As many readers may have observed, Kasdan’s allusion to moving a genre of writing into a vague sense of modern audio – well, just like that recap, it makes no sense at all.
Yet, interestingly, Kasdan is not the only Disney producer in recent weeks to justify changes made between a given source material and its 2022 live-action adaptation.
In a recent interview with The Wrap, Black Panther: Wakanda Forever producer Nate Moore offered an equally nonsensical assertion in defense of the Mesoamerican changes made to Namor’s character in the transition from the page to the screen.
“There weren’t really things we couldn’t do from a character perspective for him,” said Moore, “which is good because clearly, we took a ton of inspiration from the source material, but we also made some big changes to really anchor him in that world in a truth that publishing never really landed on, I would argue, in a big way.”
What’s the connection? Admittedly, there may be none at all. This may just be a case of parallel thinking, where two separate Disney producers just happened to trip over their own notions of self-aggrandization while speaking to the press.

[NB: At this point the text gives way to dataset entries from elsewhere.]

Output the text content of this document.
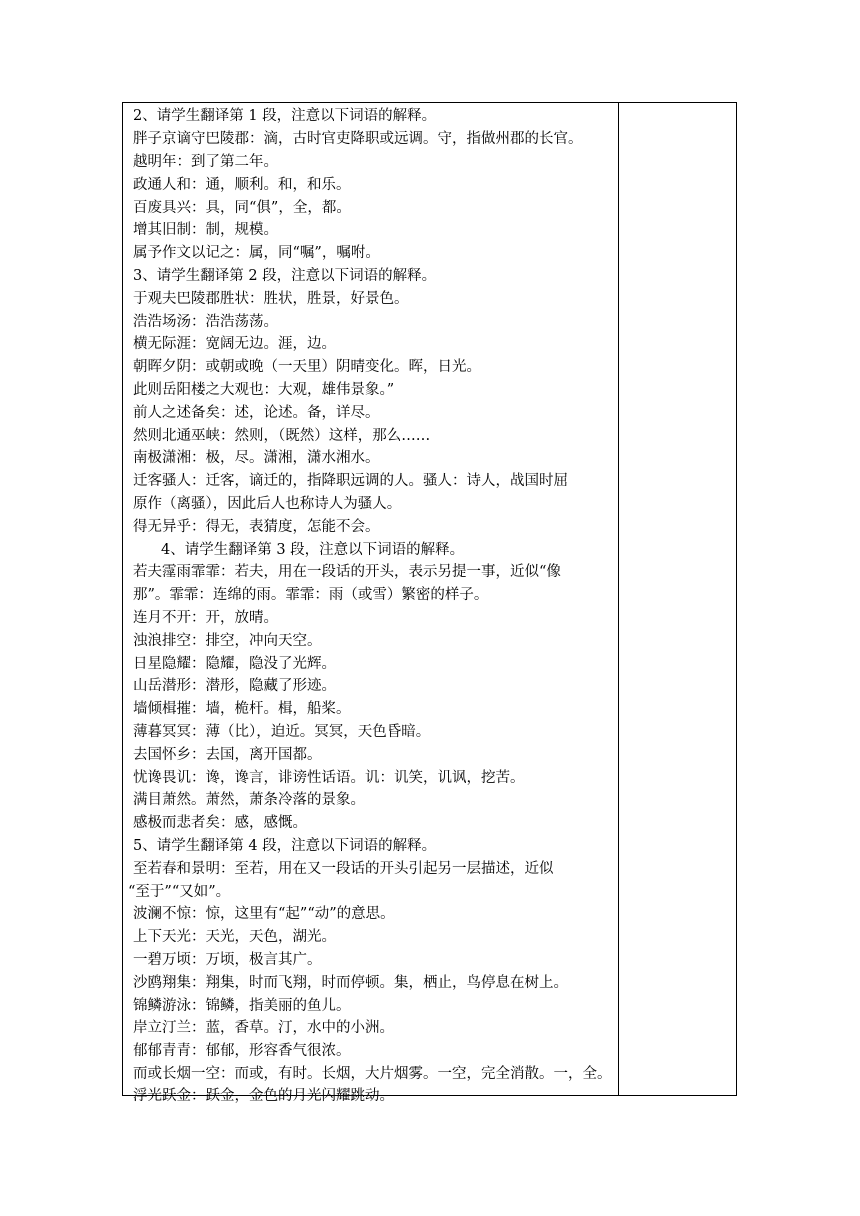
2、请学生翻译第 1 段，注意以下词语的解释。
胖子京谪守巴陵郡：滴，古时官吏降职或远调。守，指做州郡的长官。
越明年：到了第二年。
政通人和：通，顺利。和，和乐。
百废具兴：具，同“俱”，全，都。
增其旧制：制，规模。
属予作文以记之：属，同“嘱”，嘱咐。
3、请学生翻译第 2 段，注意以下词语的解释。
于观夫巴陵郡胜状：胜状，胜景，好景色。
浩浩场汤：浩浩荡荡。
横无际涯：宽阔无边。涯，边。
朝晖夕阴：或朝或晚（一天里）阴晴变化。晖，日光。
此则岳阳楼之大观也：大观，雄伟景象。”
前人之述备矣：述，论述。备，详尽。
然则北通巫峡：然则，（既然）这样，那么……
南极潇湘：极，尽。潇湘，潇水湘水。
迁客骚人：迁客，谪迁的，指降职远调的人。骚人：诗人，战国时屈
原作（离骚），因此后人也称诗人为骚人。
得无异乎：得无，表猜度，怎能不会。
4、请学生翻译第 3 段，注意以下词语的解释。
若夫霪雨霏霏：若夫，用在一段话的开头，表示另提一事，近似“像
那”。霏霏：连绵的雨。霏霏：雨（或雪）繁密的样子。
连月不开：开，放晴。
浊浪排空：排空，冲向天空。
日星隐耀：隐耀，隐没了光辉。
山岳潜形：潜形，隐藏了形迹。
墙倾楫摧：墙，桅杆。楫，船桨。
薄暮冥冥：薄（比），迫近。冥冥，天色昏暗。
去国怀乡：去国，离开国都。
忧谗畏讥：谗，谗言，诽谤性话语。讥：讥笑，讥讽，挖苦。
满目萧然。萧然，萧条冷落的景象。
感极而悲者矣：感，感慨。
5、请学生翻译第 4 段，注意以下词语的解释。
至若春和景明：至若，用在又一段话的开头引起另一层描述，近似
“至于”“又如”。
波澜不惊：惊，这里有“起”“动”的意思。
上下天光：天光，天色，湖光。
一碧万顷：万顷，极言其广。
沙鸥翔集：翔集，时而飞翔，时而停顿。集，栖止，鸟停息在树上。
锦鳞游泳：锦鳞，指美丽的鱼儿。
岸立汀兰：蓝，香草。汀，水中的小洲。
郁郁青青：郁郁，形容香气很浓。
而或长烟一空：而或，有时。长烟，大片烟雾。一空，完全消散。一，全。
浮光跃金：跃金，金色的月光闪耀跳动。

On the other hand, it may indicate that, having realized that audiences across the political spectrum have grown tired of their constant virtue signaling and no longer buy the usual marketing lines, Disney has adopted a strategy of hiding the abysmal quality of its recent products with verbal smokescreens.
After all, as seen time and time again, no matter how poor the actual product or how hollow its messaging, all the House of the Mouse has to do to garner widespread praise is offer their acolytes the vague sense that consuming the latest product will contribute to social progress.
When it’s that easy, why would anyone offer anymore than a barely-coherent string of words that just sound good?
Willow premieres on Disney Plus on November 30th.